Spot gold opened steady this morning at $1,095/oz as yesterday's spillover from the plunge in Chinese equities looks to be contained today; although Shanghai lost another 1.7% overnight, stock indices in Europe and the U.S. pointed higher this morning. The precious metals also looked to bounce back: silver was 0.4% higher at $14.70/oz, and palladium (which has had an odd affinity with silver over the last month or so) gained $4 (0.65%) to $620/oz. Platinum, which has tracked lower with gold recently, was $4 lower at $982/oz.
Yesterday in the Markets
The metals opened slightly in the red yesterday before moving closer to unchanged by the closing bell. Stock indices in the U.S. traded nearly 1% lower throughout the day, while 10-year Treasuries saw demand, dropping yields as low as 2.21% before easing back on Tuesday.
Factors Affecting Gold Today
We may see some higher volumes in precious metal trading today, as today is the monthly gold options expiry. The news media is still relentlessly attacking gold, revealing how badly some of the pundits need a refresher in how gold functions; all of the ways in which gold is a unique asset are actually what make it an attractive hedge and a store of value, but the talking heads in finance can insist all they want that it has no yield aside from price appreciation, which is true. But people who are holding gold for more than speculative purposes didn't buy the metal because they needed a quarterly dividend. Watch as somesuch pundit from Bloomberg questions if there any reasons left to own gold [VIDEO].

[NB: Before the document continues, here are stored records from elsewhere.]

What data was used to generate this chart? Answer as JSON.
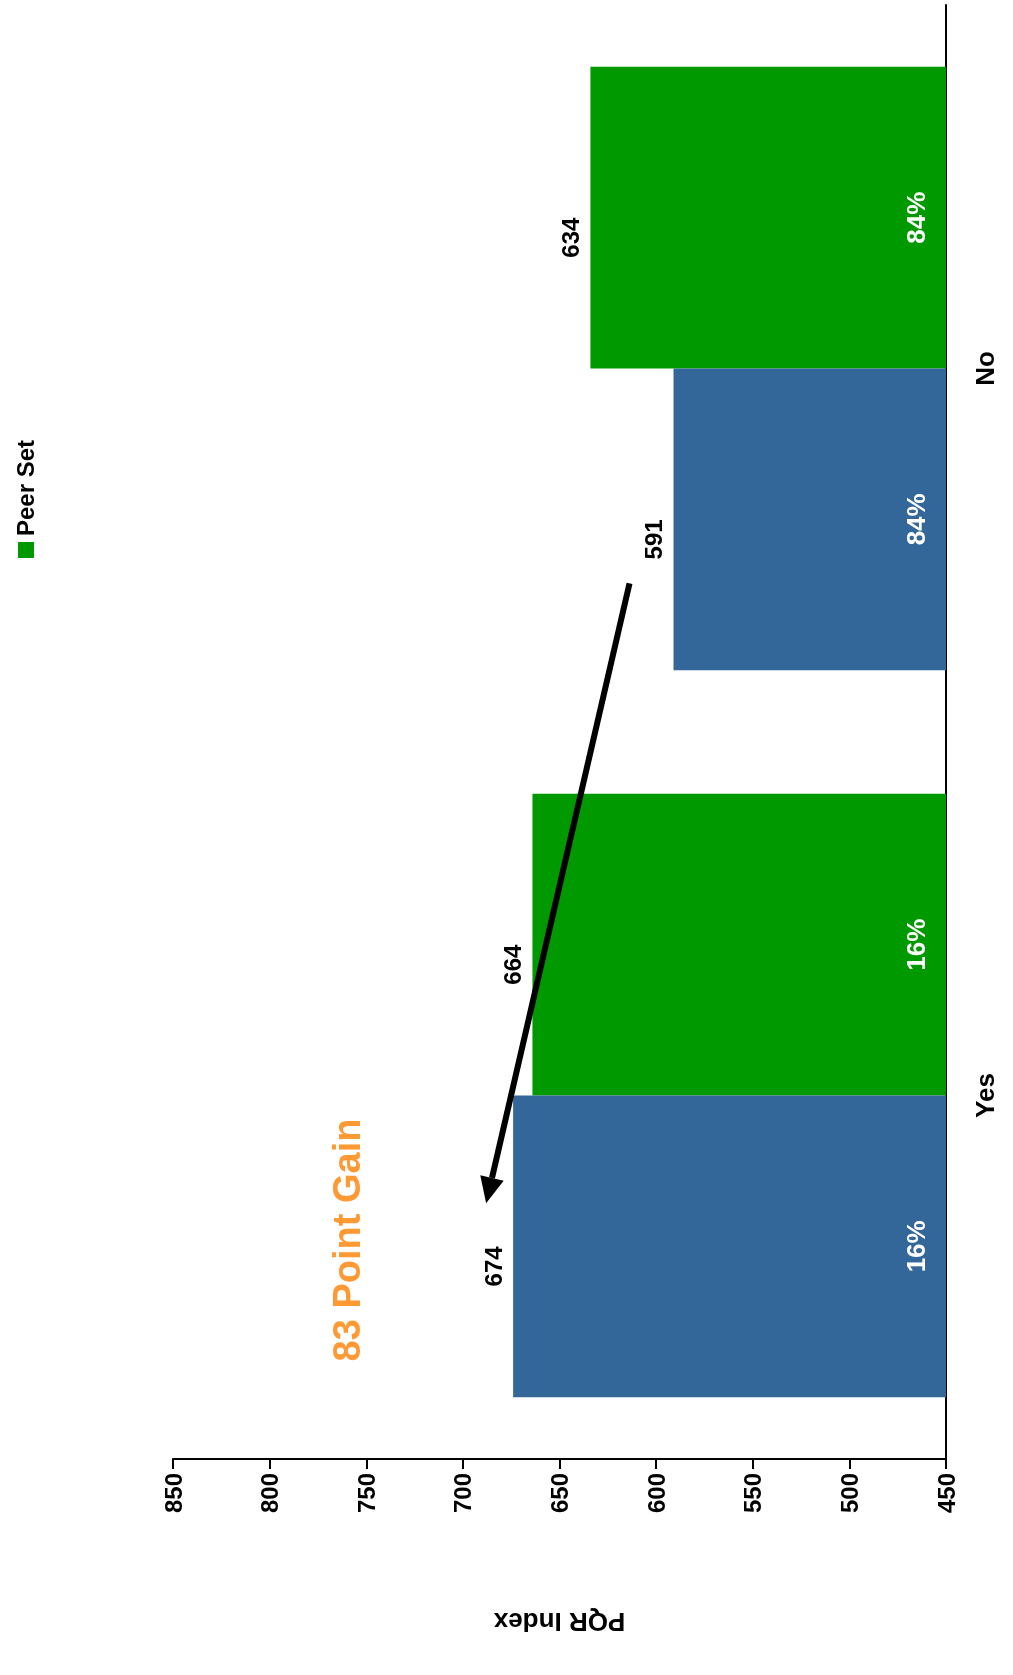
{
  "chart_data": {
    "type": "bar",
    "orientation": "horizontal",
    "xlabel": "PQR Index",
    "categories": [
      "No",
      "Yes"
    ],
    "series": [
      {
        "name": "Peer Set",
        "color": "#009900",
        "values": [
          634,
          664
        ]
      },
      {
        "color": "#336699",
        "values": [
          591,
          674
        ]
      }
    ],
    "xlim": [
      850,
      450
    ],
    "xticks": [
      850,
      800,
      750,
      700,
      650,
      600,
      550,
      500,
      450
    ],
    "grid": false,
    "legend": "left",
    "data_labels": true,
    "annotations": [
      "83 Point Gain",
      "84%",
      "84%",
      "16%",
      "16%"
    ]
  }
}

As stocks look to gain today, it's encouraging that the precious metals opened this morning steady, because most of the reliable indicators for where gold is headed—like the strength of the dollar and commodities prices—are still pointing toward continued weakness: the dollar rose 0.4% on the DXY index this morning to 96.9, while crude prices remain low, with WTI slightly higher at $47.43/bbl and Brent crude nearly 1% off, just below $53/bbl. While it's true that a sharp rally is unlikely for the metals in the near-term, it should also be noted that when the news media is touting the death of gold, or gold investors' ultimate capitulation, then you can be almost certain that the bottom is in, if only for the wave of value buying and contrarian sentiment such a declaration generates.
The spillover from China may be contained, but that doesn't mean the global outlook ought to be risk-off regarding Shanghai's woes. Worsening losses on the stock exchanges will no doubt dry up investment in other parts of the Chinese economy as it unavoidably enters a period of maturation and slow down. Anyone who believes that 7+ percent growth (more than double what a developed economy usually experiences in boom time) is sustainable for another 25 years is kidding themselves.
The downward spiral seems to be coming even amid aggressive support from the Communist regime and, anecdotally, abiding belief from retail investors on the mainland who are convinced that the government will always step in to make their investments whole eventually. This is a dangerous delusion, especially amid the precipitous decline of those investments. For some perspective on how far the Chinese markets may fall, even with the more than $4 trillion sell-off of Chinese equities over the last 6 weeks, the Shanghai Composite is still up nearly 15% year-to-date. Clearly, there's more room to slide further on the downside.
Meantime, the focus on political news of increasingly trivial consequence will ramp up as we get further into campaign season in the U.S. As the presidential debates (which promise to be either a spectacular fiasco or hardly worth talking about) approach, the various candidates from Donald Trump to Mike Huckabee to Hillary Clinton will continue to garner the media's attention for making even the most mundane statements.
Everyone will be waiting for the FOMC announcement tomorrow afternoon at 2 pm EST, though Janet Yellen will not hold a press conference with the media after the committee's monthly statement is released.